A presença de antigos carnavais em uma versão contemporânea: foi assim que Onça Negra de Gravataí demonstrou toda sua magia por meio do seu enredo “A trupe da Onça Negra Apresenta: no Palco da Fantasia Entra em Cena a Commedia Dell’arte”. O desfile iniciou mostrando contos medievais e todo conceito histórico da época que serviu de plano de fundo para inspirar o surgimento do teatro do povo e neste mesmo período ajudariam a popularizar o pierrô, arlequim e colombina.
A escola ainda abordou a forma inicial de teatro profissional originária da Itália ainda na idade média, e como a Commedia Dell’Art “ foi imprescindível para contribuir para a exploração da linguagem cômica.
O período medieval foi representado no carro abre-alas na figura de um imponente e enorme dragão. A alegoria também apresentava um castelo, acoplado, com integrantes representando o triângulo amoroso vivido pelos clássicos Colombina, Pedrolino e Arlequim em meio aos festejos da realeza. Além do figurino colorido de seus personagens, a Commedia Dell’Art possuía outra característica muito peculiar: o uso de máscaras, que também foi bastante evidenciado ao longo do desfile em muitas alas da escola.
Nem mesmo a Onça Negra, o maior símbolo da escola, escapou de participar da Commedia Dell’arte e surpreendeu a todos, surgindo imponente e mascarada no último carro alegórico da escola a entrar na avenida, ao contrário de anos anteriores.

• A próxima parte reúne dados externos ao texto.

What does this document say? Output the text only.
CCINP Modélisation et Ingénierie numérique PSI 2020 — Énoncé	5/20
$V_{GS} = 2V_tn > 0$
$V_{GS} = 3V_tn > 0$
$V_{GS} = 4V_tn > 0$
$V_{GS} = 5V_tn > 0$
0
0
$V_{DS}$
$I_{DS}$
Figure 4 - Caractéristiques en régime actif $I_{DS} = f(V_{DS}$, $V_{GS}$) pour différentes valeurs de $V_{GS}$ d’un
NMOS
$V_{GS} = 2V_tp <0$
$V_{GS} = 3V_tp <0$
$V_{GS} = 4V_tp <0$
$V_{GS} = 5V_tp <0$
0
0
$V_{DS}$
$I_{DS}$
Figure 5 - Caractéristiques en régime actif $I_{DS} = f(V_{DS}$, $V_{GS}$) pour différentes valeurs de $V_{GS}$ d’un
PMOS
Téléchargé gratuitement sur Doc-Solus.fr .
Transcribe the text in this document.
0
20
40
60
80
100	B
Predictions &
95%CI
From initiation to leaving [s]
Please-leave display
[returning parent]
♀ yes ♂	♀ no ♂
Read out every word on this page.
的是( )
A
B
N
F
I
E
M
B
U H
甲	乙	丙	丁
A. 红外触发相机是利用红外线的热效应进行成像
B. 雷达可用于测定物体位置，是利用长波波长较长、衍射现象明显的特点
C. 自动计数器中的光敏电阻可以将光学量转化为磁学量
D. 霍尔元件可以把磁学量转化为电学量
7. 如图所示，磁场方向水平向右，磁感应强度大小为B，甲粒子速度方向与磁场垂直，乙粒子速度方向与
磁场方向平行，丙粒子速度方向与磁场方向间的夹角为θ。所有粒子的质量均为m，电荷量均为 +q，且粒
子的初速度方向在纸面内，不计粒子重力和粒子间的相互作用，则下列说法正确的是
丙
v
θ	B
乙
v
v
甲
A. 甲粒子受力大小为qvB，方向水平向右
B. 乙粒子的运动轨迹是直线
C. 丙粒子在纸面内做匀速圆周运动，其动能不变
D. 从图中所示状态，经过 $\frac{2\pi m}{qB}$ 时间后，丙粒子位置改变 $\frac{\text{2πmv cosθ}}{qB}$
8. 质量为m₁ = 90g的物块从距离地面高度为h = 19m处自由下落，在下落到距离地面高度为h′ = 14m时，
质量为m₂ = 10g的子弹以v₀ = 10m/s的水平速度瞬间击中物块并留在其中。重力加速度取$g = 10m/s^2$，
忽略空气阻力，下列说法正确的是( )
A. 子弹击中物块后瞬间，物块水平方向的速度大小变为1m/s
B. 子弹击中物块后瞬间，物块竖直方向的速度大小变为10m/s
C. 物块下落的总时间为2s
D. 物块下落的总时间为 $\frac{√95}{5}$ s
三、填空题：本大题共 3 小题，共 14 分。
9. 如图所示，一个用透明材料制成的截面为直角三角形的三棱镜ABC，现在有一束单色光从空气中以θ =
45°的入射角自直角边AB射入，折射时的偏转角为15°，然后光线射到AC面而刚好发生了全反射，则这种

Sim, é possível dizermos: a Acadêmicos de Gravataí é uma das francas candidatas ao título inédito de uma entidade carnavalesca da grande Porto Alegre de 2024. Ela fez um desfile que a consolida como uma das grandes escola de samba da cidade, mesmo não sendo efetivamente da capital. A apresentação histórica da escola de samba gravataiense lhe alça a um novo patamar e vislumbra possibilidades de sonhos maiores e possivelmente realizáveis.
Creio que esse desfile tenha sido um marco na história da cidade e da entidade carnavalesca. Comandada por Nascimento, surpreendeu a todos no desfile realizado na madrugada de sábado.
A escola de samba chega a sua maturidade sexagenária, tendo finalmente encontrado o abrigo necessário na juventude e nas propostas inovadoras do seu presidente Anderson Nascimento, como a presença de uma intérprete de libras junto à harmonia da Acadêmicos, aliando assim, carnaval, inclusão e acessibilidade. Portanto, abram alas, que o rugido da “Onça Negra” vai ecoar, e pode surpreender na segunda-feira, dia da apuração dos desfiles das escolas de samba de Porto Alegre.
Afinal, como cantaram em seu próprio samba enredo: A trupe do povo, pode aplaudir ! Um grande amor que inspirou e que está fazendo a Onça Negra sonhar.